La mobilisation survient quelques jours avant l'examen à l'Assemblée le 4 novembre du budget 2009 de l'Education, qui prévoit 13.500 suppressions de postes, après 19.700 au total en 2007 et 2008.

Plusieurs ténors du PS, dont Martine Aubry, Bertrand Delanoë et François Hollande, étaient présents dans le cortège.

Défilant juste après le carré de tête de la manifestation, les maîtres des Réseaux d'aides spécialisées aux élèves en difficulté (Rased) étaient venus nombreux pour protester, aux cris de "Rased, vivants!", contre les 3.000 suppressions de postes les concernant annoncés pour 2009.

Ces "Rased" de primaire (écoles maternelles et élémentaires) n'aideront plus les écoliers en difficulté comme aujourd'hui mais seront réaffectés devant des classes entières.

Ce n'est pas tellement pour moi que je suis inquiète, mais pour les enfants. Ceux qu'on aide individuellement reviennent ensuite en classe avec moins de difficultés", a témoigné auprès de l'AFP Pascale Jouty Merloz, rééducatrice "Rased" venue de Lyon.

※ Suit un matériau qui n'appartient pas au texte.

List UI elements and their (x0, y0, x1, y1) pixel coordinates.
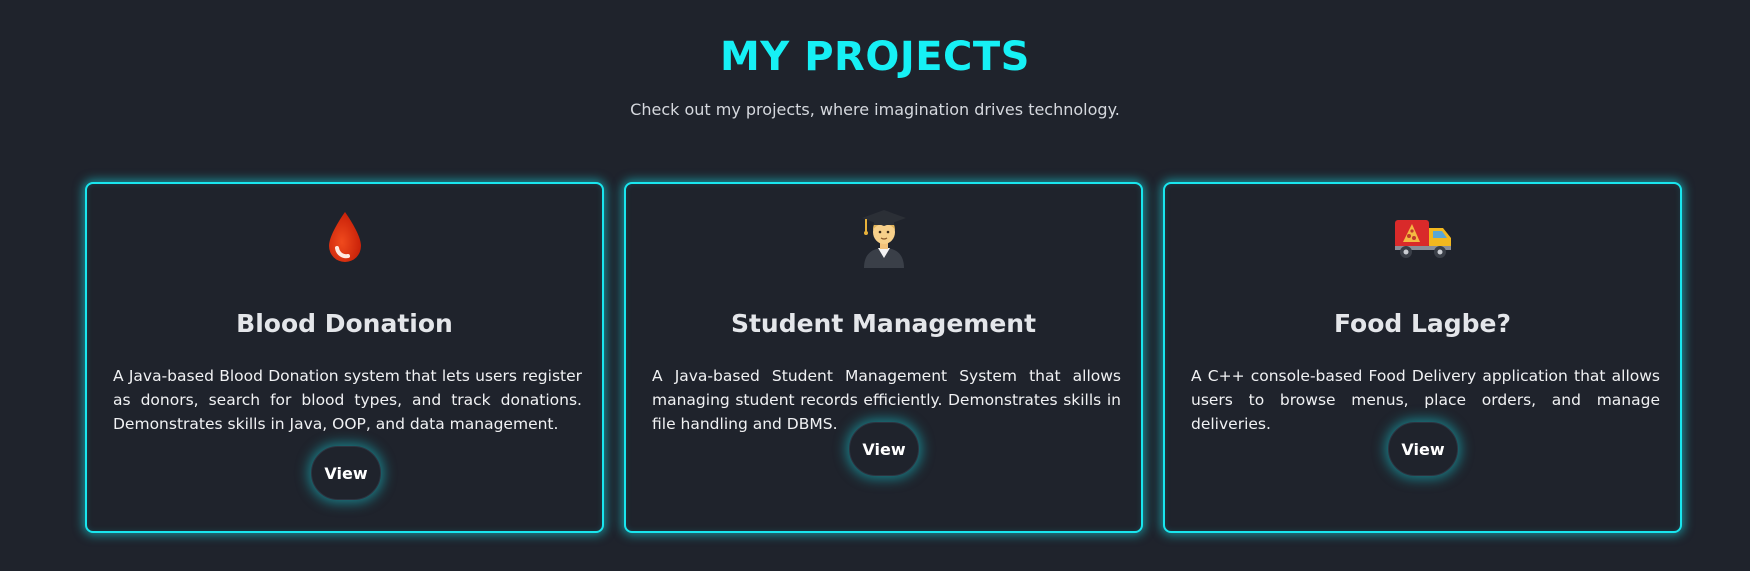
section-subtitle: Check out my projects, where imagination… (630, 100, 1120, 119)
view-button[interactable]: View (311, 446, 381, 500)
section-title: MY PROJECTS (720, 34, 1030, 80)
project-description: A Java-based Blood Donation system that … (113, 367, 582, 433)
project-title: Blood Donation (236, 309, 453, 338)
blood-drop-icon (87, 208, 602, 268)
project-card-blood-donation: Blood Donation A Java-based Blood Donati… (85, 182, 604, 533)
projects-section: MY PROJECTS Check out my projects, where… (0, 0, 1750, 571)
view-button[interactable]: View (1388, 422, 1458, 476)
student-graduate-icon (626, 208, 1141, 268)
project-card-food-lagbe: Food Lagbe? A C++ console-based Food Del… (1163, 182, 1682, 533)
project-card-student-management: Student Management A Java-based Student … (624, 182, 1143, 533)
view-button[interactable]: View (849, 422, 919, 476)
delivery-truck-icon (1165, 208, 1680, 268)
project-title: Food Lagbe? (1333, 309, 1512, 338)
project-title: Student Management (730, 309, 1037, 338)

Une lycéenne parisienne de l'organisation Fidl, souhaitant garder l'anonymat, a dit de son côté : "beaucoup de classes sont surchargées à cause des suppressions de postes" d'enseignants. Elle a déploré "l'incertitude la plus totale sur la réforme du lycée" à venir.

D'une manière générale, avec des slogans comme "Tu réussiras quand tes parents seront riches" ou "L'école est finie, Acadomia pour tous?" (en référence à une société de cours privés), les manifestants mettaient en doute la volonté affichée par le gouvernement de lutter contre l'échec scolaire.

Quelques heures plus tôt sur Europe 1, la ministre de l'Enseignement supérieur Valérie Pécresse avait pourtant estimé que les raisons de la mobilisation étaient "en profond décalage avec la situation réelle de l'éducation qui est aujourd'hui la priorité des priorités du gouvernement".

"Mme Pécresse a dit que la mobilisation étaient injustifiée: j'aimerais que le gouvernement cesse de faire l'autruche et voie que la mobilisation exprime beaucoup de mécontentement et beaucoup d'attentes", a réagi le secrétaire général de la FSU Gérard Aschieri.

"Une enquête montre qu'on est largement compris", a-t-il ajouté, en référence au sondage Ifop pour Dimanche Ouest-France selon lequel 69% des personnes interrogées jugent la mobilisation "justifiée".

Les organisations ayant appelé à la manifestation se réuniront mercredi à Paris pour décider de la suite à donner au défilé, qui pourrait être une grève unitaire en novembre, a annoncé à l'AFP le syndicat SNUipp-FSU.

Pour sa part l'Unef, principale organisation étudiante, a indiqué qu'elle allait appeler prochainement à des assemblées générales (AG) dans toutes les universités contre la "dégradation des conditions de vie et d'études".